Art.9º Deverão ser realizados treinamentos e exercícios simulados periódicos, com a participação dos órgãos municipais, das entidades parceiras e, sempre que possível, da população localizada nas áreas potencialmente atingidas.
§ 1º Os exercícios simulados deverão observar os cenários de risco identificados, as rotas de evacuação, os pontos de encontro, os procedimentos de comunicação e a capacidade de mobilização dos recursos disponíveis.
§ 2º Após cada exercício, a Coordenadoria Municipal de Proteção e Defesa Civil elaborará relatório de avaliação, indicando as falhas identificadas, as medidas corretivas e as propostas de atualização do PLANCON.
Art.10. Os recursos humanos, materiais e financeiros necessários à execução das ações previstas no PLANCON correrão por conta das dotações orçamentárias próprias, podendo ser suplementados quando necessário e complementados por recursos estaduais, federais ou provenientes de convênios.
Art.11. Nas situações de emergência ou de calamidade pública reconhecidas na forma da legislação vigente, o Município adotará os procedimentos administrativos previstos no Sistema Integrado de Informações sobre Desastres – S2ID, no Sistema Integrado de Defesa Civil do Estado de São Paulo – SIDEC/SP e demais normas aplicáveis.
Art.12. O PLANCON será objeto de avaliação e revisão:
I – anualmente;
II – sempre que houver alteração relevante no mapeamento das áreas de risco;
III – quando ocorrer mudança nos dados ou cenários constantes do PAE da UHE Nova Avanhandava;
IV – após a ocorrência de situação de emergência ou desastre;
V – após a realização de exercício simulado que evidencie a necessidade de aperfeiçoamento;
VI – quando houver alteração da estrutura administrativa ou dos responsáveis pelas ações previstas; ou
VII – em razão de alteração legislativa ou de orientação dos órgãos competentes.
§ 1º As atualizações de caráter técnico e operacional que não alterem substancialmente a estrutura, os objetivos ou as atribuições estabelecidas neste Decreto poderão ser aprovadas por ato da Coordenadoria Municipal de Proteção e Defesa Civil, com registro no processo administrativo correspondente.
§ 2º As alterações substanciais do PLANCON serão submetidas à aprovação do Prefeito Municipal.
Art.13. A versão pública do PLANCON será disponibilizada no sítio eletrônico oficial do Município, assegurada a transparência das ações de proteção e defesa civil.

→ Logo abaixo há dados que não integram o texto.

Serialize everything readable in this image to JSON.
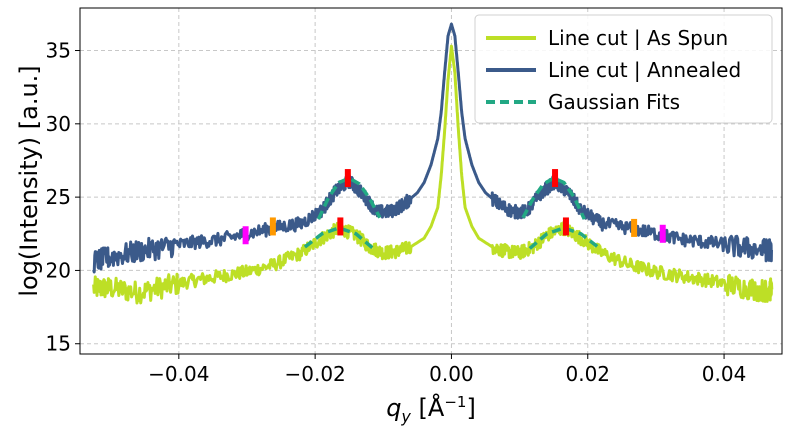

Parágrafo único. Poderão ser restringidas, mediante justificativa, as informações cuja divulgação possa comprometer a segurança das operações, de instalações estratégicas, dos sistemas de comunicação ou a proteção de dados pessoais.
Art.14. Os órgãos municipais deverão compatibilizar seus planos internos, procedimentos operacionais e ações administrativas com as diretrizes do PLANCON.
Art.15. As despesas decorrentes da execução deste Decreto correrão por conta das dotações orçamentárias próprias, observadas a disponibilidade financeira e a legislação aplicável.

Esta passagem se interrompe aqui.